Comment va-t-on débattre à l'écoute des chantres de la
rédemption démocratique du tracé des frontières qui délimiteront
le territoire d'une Clio catéchisé, d'un côté, par les floralies
des Etats et inspiré, de l'autre, par les étendues que survolent
les plus hauts magistrats du passé. Car les considérants des
seconds cassent de siècle en siècle les jugements opportunistes
et les arrêts commandés des tribunaux de première instance et
des cours d'appel. En vérité, la "Maison de l'histoire de la
France" est un tonneau de poudre caché sous un tablier
d'écolier, une batterie pointée sur les séminaires de la mémoire
officielle, une artillerie prête à canonner la forteresse des
séminaristes de l'instruction publique.

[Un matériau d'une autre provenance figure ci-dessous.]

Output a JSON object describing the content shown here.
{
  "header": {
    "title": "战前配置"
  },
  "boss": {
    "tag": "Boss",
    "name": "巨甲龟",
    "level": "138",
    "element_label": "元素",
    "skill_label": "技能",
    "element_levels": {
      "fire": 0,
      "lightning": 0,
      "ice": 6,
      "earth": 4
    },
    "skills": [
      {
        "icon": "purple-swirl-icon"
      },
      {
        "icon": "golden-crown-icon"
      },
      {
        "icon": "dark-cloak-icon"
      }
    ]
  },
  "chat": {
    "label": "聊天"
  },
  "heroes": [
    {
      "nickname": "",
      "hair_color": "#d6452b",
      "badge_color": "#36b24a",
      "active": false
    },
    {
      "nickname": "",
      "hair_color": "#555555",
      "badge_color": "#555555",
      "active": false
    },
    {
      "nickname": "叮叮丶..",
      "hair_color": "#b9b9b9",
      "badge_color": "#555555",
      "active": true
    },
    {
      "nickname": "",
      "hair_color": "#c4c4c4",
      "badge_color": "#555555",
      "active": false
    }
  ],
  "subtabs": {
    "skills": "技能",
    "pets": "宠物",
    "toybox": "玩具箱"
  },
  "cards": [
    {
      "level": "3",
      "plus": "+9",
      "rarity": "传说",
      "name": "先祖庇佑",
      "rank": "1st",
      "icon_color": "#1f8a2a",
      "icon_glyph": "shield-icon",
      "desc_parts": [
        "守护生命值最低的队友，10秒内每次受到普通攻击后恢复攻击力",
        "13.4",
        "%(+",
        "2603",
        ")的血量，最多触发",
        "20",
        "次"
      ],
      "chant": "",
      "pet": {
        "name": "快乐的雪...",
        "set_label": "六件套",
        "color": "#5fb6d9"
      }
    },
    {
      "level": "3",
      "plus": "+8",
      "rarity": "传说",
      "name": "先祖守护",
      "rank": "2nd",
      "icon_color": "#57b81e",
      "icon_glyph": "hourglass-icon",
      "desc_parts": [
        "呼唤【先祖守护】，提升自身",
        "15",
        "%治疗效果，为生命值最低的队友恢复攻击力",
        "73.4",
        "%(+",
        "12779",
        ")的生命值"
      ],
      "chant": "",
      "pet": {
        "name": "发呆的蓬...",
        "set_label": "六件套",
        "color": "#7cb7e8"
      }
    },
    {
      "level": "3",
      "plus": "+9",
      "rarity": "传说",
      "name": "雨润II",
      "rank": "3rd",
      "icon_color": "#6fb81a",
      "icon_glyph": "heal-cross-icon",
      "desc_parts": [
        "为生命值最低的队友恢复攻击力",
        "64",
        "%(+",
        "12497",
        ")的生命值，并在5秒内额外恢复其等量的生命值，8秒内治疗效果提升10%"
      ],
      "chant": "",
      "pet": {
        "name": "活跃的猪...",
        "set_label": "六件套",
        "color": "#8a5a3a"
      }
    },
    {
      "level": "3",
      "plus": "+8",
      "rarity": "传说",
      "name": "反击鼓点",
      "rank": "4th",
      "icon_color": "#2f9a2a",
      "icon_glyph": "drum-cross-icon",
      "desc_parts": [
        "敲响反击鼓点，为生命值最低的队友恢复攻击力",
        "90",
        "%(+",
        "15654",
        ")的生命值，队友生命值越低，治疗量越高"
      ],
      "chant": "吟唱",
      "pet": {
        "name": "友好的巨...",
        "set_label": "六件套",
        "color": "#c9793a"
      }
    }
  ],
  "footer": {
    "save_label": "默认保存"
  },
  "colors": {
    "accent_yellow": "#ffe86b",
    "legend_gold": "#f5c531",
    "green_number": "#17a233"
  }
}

A l'heure où deux cent
cinquante mille dépêches diplomatiques débarquent
tumultueusement sur les places publiques de tous les villages de
France, comment ramener une Histoire affolée dans son enceinte
scolaire?
Non point qu'une
panique sans remède ait d'ores et déjà éclairci les rangs des
paysagistes de Chronos; mais comment une exposition sous vitrine
des pieuses défroques de la nation ne se changerait-elle pas en
un étalage des billots à décapiter les dévots des Etats,
tellement il suffira d'un violent repoussoir pour arracher à
leur sommeil ou à leur torpeur des régiments de catéchètes de la
mémoire du monde. Déjà les échafauds de l'intelligence tressent
les cordes des pendus, déjà les guillotines aiguisent leurs
couperets, déjà les bourreaux aiguisent leur hache, tellement on
se demande si la science historique "proprement dite" est une
discipline constructible sur ses prières ou si ses plus
sanglantes livrées seront brûlées sous nos yeux. Comment
associer le récit minutieux des évènements avec leur explication
sans tomber dans les dévotions publiques? Et si la narration
superficielle est censée enfanter une compréhension abyssale des
évènements exposés dans le musée d'une "raison nationale"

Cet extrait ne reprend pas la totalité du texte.